Widespread job losses were reported in December, with factory (-149,000) and construction (-101,000) jobs recording the largest reductions. A total of 791,000 factory jobs have been lost in 2008, with 50% of them occurring in the fourth quarter. Payrolls in the auto industry were reduced by 21,400 in December and 161,500 in all of 2008. Retail employment fell 67,000 in December, while health care jobs rose 32,000 and government employment moved up 7,000. The diffusion index indicates that in December the fewest number of industries reported an increase in employment since 1991 (see chart 3).

Hourly earnings rose 3.7% on a year-to-year basis in December, down from a 3.89% increase reported for November. The weakness in payroll employment suggests that the wage and salary component of personal income most likely fell in December. The sharp 2.4% drop in the factory man-hours index points to a significantly weak December tally for industrial production. The workweek was shorter in December (33.3 hours) compared with November. This, combined with a drop in payrolls, resulted in a 7.7% drop in the total man-hours index in the fourth quarter, which points to significantly weak GDP report for the quarter.
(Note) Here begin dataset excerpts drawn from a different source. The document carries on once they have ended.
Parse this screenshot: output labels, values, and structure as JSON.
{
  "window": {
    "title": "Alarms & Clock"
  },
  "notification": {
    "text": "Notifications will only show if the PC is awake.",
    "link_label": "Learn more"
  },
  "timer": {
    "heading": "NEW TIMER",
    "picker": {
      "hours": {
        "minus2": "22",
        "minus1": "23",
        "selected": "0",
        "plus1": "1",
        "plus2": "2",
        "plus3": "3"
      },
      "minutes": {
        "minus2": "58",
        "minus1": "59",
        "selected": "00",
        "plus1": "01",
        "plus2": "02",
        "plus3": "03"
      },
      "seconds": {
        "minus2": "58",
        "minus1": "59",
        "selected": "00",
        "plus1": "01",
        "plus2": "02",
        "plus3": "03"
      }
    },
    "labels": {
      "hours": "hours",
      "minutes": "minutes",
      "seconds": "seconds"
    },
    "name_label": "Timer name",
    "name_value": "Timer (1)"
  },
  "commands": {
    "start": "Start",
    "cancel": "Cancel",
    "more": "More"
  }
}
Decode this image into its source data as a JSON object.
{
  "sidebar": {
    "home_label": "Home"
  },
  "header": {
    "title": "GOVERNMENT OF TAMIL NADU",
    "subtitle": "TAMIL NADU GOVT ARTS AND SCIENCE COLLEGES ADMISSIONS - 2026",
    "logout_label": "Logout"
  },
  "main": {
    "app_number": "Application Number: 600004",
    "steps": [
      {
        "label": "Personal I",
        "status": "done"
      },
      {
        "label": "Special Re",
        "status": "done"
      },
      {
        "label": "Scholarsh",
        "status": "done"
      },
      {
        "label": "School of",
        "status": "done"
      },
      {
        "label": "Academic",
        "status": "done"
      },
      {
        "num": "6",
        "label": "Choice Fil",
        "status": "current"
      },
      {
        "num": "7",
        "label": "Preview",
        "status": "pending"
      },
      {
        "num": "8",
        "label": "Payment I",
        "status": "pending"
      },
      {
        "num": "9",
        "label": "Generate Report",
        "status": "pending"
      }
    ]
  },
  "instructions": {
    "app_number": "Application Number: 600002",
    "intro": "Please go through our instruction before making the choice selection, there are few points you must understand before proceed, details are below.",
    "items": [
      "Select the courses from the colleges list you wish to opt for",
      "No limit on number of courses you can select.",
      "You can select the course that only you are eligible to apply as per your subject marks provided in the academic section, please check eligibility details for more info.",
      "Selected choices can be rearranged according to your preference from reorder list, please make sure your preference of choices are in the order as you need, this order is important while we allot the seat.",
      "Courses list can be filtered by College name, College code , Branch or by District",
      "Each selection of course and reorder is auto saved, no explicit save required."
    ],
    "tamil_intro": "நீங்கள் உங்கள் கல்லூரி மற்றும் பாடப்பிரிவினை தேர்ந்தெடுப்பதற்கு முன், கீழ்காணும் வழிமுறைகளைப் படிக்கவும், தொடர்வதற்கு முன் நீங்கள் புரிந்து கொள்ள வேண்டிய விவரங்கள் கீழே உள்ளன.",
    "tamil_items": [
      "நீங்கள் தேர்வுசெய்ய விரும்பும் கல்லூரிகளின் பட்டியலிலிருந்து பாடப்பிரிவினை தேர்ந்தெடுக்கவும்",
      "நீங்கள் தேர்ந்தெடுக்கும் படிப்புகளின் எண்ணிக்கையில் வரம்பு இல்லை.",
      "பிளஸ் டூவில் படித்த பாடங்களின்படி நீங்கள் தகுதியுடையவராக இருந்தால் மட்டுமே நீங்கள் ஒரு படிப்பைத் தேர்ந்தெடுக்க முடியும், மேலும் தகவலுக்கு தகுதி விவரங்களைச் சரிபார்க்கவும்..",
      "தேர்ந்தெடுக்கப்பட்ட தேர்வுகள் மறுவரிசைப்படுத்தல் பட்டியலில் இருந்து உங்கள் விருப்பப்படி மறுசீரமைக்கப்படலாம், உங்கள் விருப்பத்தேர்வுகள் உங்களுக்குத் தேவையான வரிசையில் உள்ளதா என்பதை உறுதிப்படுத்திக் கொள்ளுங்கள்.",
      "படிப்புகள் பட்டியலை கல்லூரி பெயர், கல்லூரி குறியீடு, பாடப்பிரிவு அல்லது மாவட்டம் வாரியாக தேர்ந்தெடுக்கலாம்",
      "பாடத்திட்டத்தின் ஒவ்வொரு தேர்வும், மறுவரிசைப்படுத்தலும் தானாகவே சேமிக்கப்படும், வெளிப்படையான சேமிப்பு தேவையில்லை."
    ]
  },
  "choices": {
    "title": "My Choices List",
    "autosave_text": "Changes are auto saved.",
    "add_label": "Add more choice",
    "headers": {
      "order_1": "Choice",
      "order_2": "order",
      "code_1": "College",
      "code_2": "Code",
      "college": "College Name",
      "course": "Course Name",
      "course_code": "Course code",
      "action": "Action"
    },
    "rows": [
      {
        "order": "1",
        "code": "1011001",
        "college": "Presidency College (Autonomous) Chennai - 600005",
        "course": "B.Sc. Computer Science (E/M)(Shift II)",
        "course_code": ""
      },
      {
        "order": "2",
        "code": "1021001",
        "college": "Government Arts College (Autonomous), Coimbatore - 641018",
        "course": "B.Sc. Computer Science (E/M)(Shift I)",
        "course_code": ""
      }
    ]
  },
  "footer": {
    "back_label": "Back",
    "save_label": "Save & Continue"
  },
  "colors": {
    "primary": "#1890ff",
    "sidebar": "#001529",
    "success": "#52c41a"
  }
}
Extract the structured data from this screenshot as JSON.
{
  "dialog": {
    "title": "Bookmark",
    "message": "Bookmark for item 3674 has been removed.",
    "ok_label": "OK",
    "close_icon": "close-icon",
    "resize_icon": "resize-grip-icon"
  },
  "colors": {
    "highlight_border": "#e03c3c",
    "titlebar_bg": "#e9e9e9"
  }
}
Many questions are raised by the staggering headline numbers of the employment report. Also, while it is true that the size of job losses in 2008 is the largest since 1945, we need to take into consideration the size of the labor force. Stepping back and looking at historical comparisons, as shown in chart 5, puts the subject in a better perspective. [Note: Chart 5 is an index chart where the level of employment in the quarter corresponding to the peak of the business cycle is set to 100 and appropriate computations are made for levels of employment before and after the peak of the business cycle. For example, an index reading of 98 indicates that the level of employment in the relevant quarter was 2.0% below that of the level of employment during the peak quarter of business cycle. Likewise, a reading of 102 indicates that the level of employment in the relevant quarter was 2% higher than the number employed in the quarter identified as the peak of the business cycle.] The extent of the decline in payroll employment after four quarters of the peak in economic activity in the current downturn (index number is 98.55) is close to the extent of job losses seen in 2001 (98.47) but the situation in the 1991-92 (98.8) recession was marginally better, while the 1981-82 (97.6) recession was weaker. The average employment index for the period 1960-1980 (not shown in chart) posted a more muted drop to 99.6 one year after the peak of a business cycle. Of course, the future trend of employment conditions will determine the relative standing of employment in the current downturn.

Conclusion – The Fed is expected to stay on hold for all of 2009 in terms of implementing monetary policy changes via adjustments of the target federal funds rate but other non-interest avenues to support/ease financial market conditions remain open. The details of the employment report are grim and provide ample evidence for proponents of a large fiscal stimulus package to revive economic activity.